Why I switched to Web Development

It wasn’t an easy decision to make. But I’ve never been happier. I decided to switch my career to Web Development for several reasons:

– I was experiencing a growing lack of fulfillment in my previous occupation, since I was in more of a managerial role and not as hands-on with production
– Web development is an in-demand skill
– It’s a well respected profession – web developer’s are like the tech industry’s rock stars! (okay, that might be an exaggeration)
– On a personal level, it’s important to understand the foundations of technology, which we interact with every day

I did some of my own research before selecting an institution to learn at. One of my friends, who worked as technical recruiter for a few years pointed out that, in his experience, the best and most qualified candidates come out of the Flatiron School (I can see why!).

Previously, I worked in multiple roles at a small digital agency in Manhattan. Ascending from Digital Marketing Coordinator to Project Manager and then finally to Operations Manager, I realized that while I enjoyed my job, something was missing. As many PMs will point out, the role of Project Manager is a mostly thankless (although incredibly important) job – when everything goes right, the team is congratulated and when things go wrong, you’re the first on the firing line. I enjoyed working with clients, planning and executing projects, and managing our teams but it felt like I wasn’t hands on enough. I would jump at any opportunity to get my hands dirty with the technical work, whether it was editing some HTML/CSS, configuring email, or setting up hosting for clients.

I like building things and solving problems. I’ve always been fascinated by technology and understanding how things work: I built my own computer, do a number of my own automotive repairs, and rig things together when I need to solve a problem. I’m also lazy and while I don’t believe in cutting corners, I do believe in finding the best and most efficient way to accomplish something – even if that means developing a new system to automate something for me (like an Excel spreadsheet with automatic validations and data calculations). Combine these three things, and it seemed like a career switch to web development was inevitable.

I considered a career in Web Development many months ago but hesitated to actually pursue it. There was a lot of risk involved. What if I’m not any good at it? How will I support myself if I’m not working? Will I be able to find a job when I finish? 4 months in, I’m more than halfway done with Full Stack Web Development course and am confident in my abilities when I finish. Every day I’m amazed at my own capabilities and all the incredible things I’ve done to reach this point.

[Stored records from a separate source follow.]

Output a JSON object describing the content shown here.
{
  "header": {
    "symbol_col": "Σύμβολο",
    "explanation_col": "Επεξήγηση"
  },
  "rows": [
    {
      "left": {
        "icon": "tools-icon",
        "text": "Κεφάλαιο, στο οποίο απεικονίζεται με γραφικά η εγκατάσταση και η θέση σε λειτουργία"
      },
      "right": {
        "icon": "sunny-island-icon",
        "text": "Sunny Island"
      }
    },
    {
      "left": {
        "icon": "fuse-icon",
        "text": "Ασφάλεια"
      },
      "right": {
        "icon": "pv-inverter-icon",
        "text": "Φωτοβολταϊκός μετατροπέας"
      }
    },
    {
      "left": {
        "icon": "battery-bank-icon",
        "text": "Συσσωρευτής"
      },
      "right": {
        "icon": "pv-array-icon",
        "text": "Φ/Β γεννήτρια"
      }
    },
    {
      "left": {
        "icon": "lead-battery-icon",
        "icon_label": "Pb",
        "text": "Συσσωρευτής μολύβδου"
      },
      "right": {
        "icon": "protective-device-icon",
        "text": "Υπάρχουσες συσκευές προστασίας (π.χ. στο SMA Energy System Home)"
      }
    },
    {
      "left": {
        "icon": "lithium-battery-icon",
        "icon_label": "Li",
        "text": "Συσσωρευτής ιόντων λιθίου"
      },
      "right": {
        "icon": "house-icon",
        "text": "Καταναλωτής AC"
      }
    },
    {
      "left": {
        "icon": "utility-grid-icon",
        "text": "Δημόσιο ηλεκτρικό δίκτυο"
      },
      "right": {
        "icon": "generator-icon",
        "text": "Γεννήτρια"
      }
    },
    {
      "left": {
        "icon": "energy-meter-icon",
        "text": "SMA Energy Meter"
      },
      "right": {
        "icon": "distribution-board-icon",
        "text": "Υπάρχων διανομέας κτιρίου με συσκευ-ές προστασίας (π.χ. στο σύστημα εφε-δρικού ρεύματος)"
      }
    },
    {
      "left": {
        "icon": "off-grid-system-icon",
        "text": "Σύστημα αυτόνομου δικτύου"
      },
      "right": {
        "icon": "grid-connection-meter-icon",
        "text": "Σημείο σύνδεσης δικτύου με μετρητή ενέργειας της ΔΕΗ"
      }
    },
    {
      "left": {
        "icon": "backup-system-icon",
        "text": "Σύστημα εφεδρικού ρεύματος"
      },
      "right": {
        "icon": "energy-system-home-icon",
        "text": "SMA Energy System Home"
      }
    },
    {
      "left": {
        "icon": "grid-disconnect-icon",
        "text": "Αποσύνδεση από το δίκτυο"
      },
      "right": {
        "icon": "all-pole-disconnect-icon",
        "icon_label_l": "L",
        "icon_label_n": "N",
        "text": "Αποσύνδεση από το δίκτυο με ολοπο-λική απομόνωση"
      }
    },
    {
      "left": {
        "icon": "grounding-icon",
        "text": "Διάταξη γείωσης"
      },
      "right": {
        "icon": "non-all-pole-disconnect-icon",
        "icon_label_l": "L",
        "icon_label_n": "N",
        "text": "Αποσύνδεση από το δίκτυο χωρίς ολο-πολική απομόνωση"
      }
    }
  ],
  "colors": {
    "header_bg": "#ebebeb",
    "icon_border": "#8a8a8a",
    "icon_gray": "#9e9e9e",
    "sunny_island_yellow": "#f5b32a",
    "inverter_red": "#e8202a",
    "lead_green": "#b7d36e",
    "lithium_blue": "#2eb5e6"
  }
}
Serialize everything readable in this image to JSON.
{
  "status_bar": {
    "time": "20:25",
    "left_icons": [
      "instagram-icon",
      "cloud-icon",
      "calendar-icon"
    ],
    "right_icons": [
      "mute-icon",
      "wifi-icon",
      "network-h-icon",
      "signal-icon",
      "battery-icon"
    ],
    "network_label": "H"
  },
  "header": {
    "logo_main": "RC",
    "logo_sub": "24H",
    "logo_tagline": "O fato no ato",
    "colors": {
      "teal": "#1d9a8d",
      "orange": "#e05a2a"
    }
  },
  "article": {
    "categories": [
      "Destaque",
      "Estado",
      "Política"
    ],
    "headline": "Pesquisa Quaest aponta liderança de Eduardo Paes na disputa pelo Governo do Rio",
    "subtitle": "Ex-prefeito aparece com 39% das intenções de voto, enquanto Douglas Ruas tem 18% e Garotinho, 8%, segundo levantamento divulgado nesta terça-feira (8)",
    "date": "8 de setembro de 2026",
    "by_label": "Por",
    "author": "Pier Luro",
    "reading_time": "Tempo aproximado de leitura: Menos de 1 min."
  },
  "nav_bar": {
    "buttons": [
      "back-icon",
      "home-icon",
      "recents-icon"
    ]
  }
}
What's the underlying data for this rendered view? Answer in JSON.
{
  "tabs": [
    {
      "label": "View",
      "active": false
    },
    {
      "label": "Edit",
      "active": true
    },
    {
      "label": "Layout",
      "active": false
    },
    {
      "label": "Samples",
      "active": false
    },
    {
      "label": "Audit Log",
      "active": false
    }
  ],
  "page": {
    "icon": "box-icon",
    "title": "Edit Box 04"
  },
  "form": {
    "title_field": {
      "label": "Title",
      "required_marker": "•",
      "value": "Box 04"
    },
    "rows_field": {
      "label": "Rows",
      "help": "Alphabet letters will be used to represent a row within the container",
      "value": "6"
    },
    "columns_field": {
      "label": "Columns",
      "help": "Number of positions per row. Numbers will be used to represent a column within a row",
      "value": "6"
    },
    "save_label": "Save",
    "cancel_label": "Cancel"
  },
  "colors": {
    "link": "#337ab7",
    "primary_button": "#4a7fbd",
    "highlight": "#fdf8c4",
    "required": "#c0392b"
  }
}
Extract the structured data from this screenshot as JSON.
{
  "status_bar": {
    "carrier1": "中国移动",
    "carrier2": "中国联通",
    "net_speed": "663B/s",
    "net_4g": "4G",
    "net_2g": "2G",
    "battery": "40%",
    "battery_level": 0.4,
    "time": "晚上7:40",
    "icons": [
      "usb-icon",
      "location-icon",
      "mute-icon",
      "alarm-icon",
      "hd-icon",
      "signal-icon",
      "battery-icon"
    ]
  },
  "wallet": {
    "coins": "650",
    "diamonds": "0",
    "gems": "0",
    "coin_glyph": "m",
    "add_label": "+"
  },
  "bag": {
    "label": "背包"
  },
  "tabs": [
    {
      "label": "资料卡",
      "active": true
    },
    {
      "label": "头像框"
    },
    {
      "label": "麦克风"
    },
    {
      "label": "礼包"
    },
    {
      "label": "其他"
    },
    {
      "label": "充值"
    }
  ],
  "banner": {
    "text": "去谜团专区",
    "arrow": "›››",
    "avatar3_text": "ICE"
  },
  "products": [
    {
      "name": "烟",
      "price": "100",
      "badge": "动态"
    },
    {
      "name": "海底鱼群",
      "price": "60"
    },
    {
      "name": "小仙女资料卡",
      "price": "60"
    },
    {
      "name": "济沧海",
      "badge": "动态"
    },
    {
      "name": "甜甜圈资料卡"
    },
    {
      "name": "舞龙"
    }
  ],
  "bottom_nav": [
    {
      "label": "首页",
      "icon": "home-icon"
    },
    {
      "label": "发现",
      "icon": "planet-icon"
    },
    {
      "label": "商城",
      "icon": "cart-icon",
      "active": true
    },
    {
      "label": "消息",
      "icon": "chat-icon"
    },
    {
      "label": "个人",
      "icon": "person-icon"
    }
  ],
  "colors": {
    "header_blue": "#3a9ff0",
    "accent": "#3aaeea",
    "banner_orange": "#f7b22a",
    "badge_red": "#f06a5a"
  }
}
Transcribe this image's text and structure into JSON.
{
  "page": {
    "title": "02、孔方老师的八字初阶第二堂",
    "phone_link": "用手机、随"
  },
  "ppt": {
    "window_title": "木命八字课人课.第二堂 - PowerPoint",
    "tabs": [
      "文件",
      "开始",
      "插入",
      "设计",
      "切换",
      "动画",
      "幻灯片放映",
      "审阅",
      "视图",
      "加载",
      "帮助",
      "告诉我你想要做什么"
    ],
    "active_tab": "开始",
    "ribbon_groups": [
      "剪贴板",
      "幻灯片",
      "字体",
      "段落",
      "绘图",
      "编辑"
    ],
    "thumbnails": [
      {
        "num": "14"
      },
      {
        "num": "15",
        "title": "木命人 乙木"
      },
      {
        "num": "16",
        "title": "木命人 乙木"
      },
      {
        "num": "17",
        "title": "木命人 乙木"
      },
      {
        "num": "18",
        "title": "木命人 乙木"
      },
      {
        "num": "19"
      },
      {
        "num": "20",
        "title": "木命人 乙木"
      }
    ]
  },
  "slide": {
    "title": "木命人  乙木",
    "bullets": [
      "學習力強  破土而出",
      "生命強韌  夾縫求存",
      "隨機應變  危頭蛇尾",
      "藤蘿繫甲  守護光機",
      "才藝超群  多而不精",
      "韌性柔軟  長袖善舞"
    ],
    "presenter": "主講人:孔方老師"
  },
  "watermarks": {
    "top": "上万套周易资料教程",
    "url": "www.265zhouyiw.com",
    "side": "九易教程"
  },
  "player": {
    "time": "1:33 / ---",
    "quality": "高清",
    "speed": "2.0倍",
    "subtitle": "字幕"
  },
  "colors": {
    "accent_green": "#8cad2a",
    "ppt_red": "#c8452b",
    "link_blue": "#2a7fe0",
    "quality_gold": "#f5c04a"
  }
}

The first public application that I built – the Steam Upcoming CLI Gem – sealed it for me. I built this program from scratch and would be able to share it with other people. Two months ago I had no idea I would be able to create something like that and didn’t have the faintest idea how to build it. It’s not magic – but it’s certainly not easy either!

I enjoy web development because the possibilities are almost infinite. Knowing how to code allows me to make my thoughts and ideas a reality. While I still have a long way to go in my web development journey (even after Flatiron School) I’m glad I made the decision to switch to web development, and I’m excited to see where this career path takes me.